I would like to know how to get the result below instead.
a
"Please select a valid option"
1
"you have selected option 1"
any help would be appreciated
You won't get to the "Please enter a valid option" unless an
exception is thrown. You don't show error, but if it doesn't
throw an exception, you'll never get to the catch block.
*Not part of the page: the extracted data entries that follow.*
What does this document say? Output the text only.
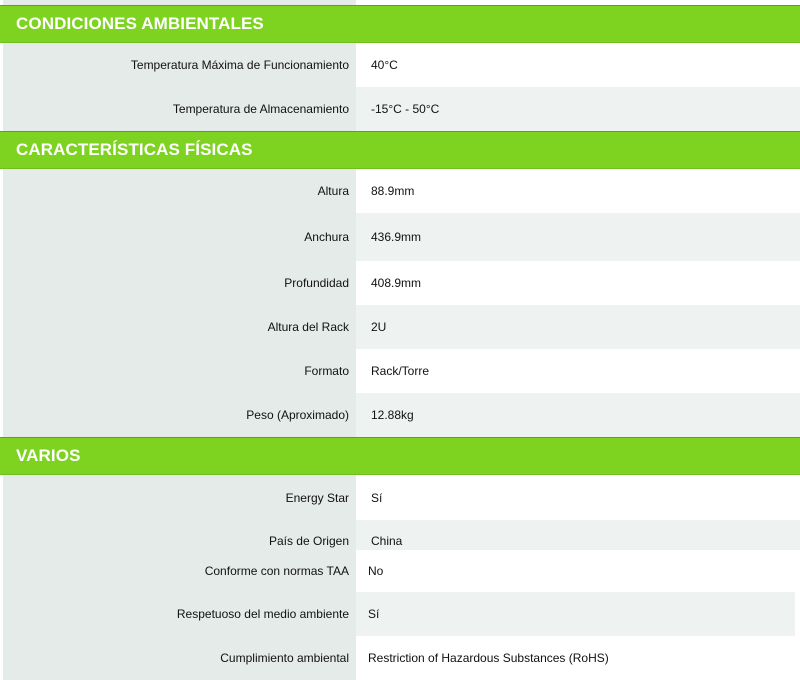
CONDICIONES AMBIENTALES
Temperatura Máxima de Funcionamiento 40°C
Temperatura de Almacenamiento -15°C - 50°C
CARACTERÍSTICAS FÍSICAS
Altura 88.9mm
Anchura 436.9mm
Profundidad 408.9mm
Altura del Rack 2U
Formato Rack/Torre
Peso (Aproximado) 12.88kg
VARIOS
Energy Star Sí
País de Origen China
Conforme con normas TAA No
Respetuoso del medio ambiente Sí
Cumplimiento ambiental Restriction of Hazardous Substances (RoHS)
Also, cin >> option almost certainly leaves a new line in the
buffer, which may cause later problems, and whien you enter an
alpha, if option is type int, cin will enter an error
state, which needs to be cleared (and the erronous input
removed). So in the error case (!cin), you need to call
cin.clear(), and in all cases, you probably want to call
cin.ignore( std::numeric_limits<std::streamsize>::max(), '\n'
).
An alternative solution, which avoids most of these problems, is
to read complete lines (using std::getline( std::cin, line )),
and then use std::istringstream to parse the line. This will
leave std::cin in a good state, and ready to input the next
line.
Option is likely of integer type, so cin can't read 'a' into it, so it is ignored.
Is this your case?
You could modify it like this:
char option;
while(invalidOption2 == 0){
try{
cin>>option;
if(!cin){
error("invalid input");
}
if(option<'1' || option>'2'){
error("invalid input");
}
if(option=='1') {
invalidOption2 = 1;
cout<<"option 1 was selected"<<endl;
}
else if(option=='2') {
invalidOption2 = 1;
cout<<"option 2 was selected"<<endl;
}
}
catch(runtime_error& e) {
cerr <<"Please enter a valid option" << endl;
}
}
This should work how you expect it to.
However, construction like this:
char option;
while (cin >> option) {
if ((option == '1') || (option == '2')) {
break;
}
else {
cout << "Please enter 1 or 2." << endl;
}
}
cout << "option " << option " << " was selected" << endl;
Is probably better ^_^
I think this looks a better code (at least for the eyes):
int option;
int invalidOption2 = 0;
while(invalidOption2 == 0)
{
try
{
cin>>option;
switch(option)
{
case 1 :
invalidOption2 = 1;
cout<<"option 1 was selected"<<endl;
break;
case 2 :
invalidOption2 = 1;
cout<<"option 2 was selected"<<endl;
break;
default :
error("invalid input");
}
catch(runtime_error& e)
{
cerr <<"Please enter a valid option" << endl;
}
}
If you still think you have problems with int and char with cin then better use :
option = getchar();
I think calling cin twice may be the issue here, but I'm not certain. Something like this should work well too:
char option[80]; // 80 is the standard terminal line length
bool loop = 1;
while(loop)
{
cin >> option;
if (option[1]=='\n') // testing if string is length 1
{
cout << "Please select a valid input\n";
continue; // if not, display error and try again
};
switch(option[0])
{
case '1': loop=0; break; // add whatever before break
case '2': loop=0; break;
default: cout << "please select a valid input\n"; break;
};
};
cout << "Option "<< option << "was selected\n";
I didn't compile this, but it should be okay.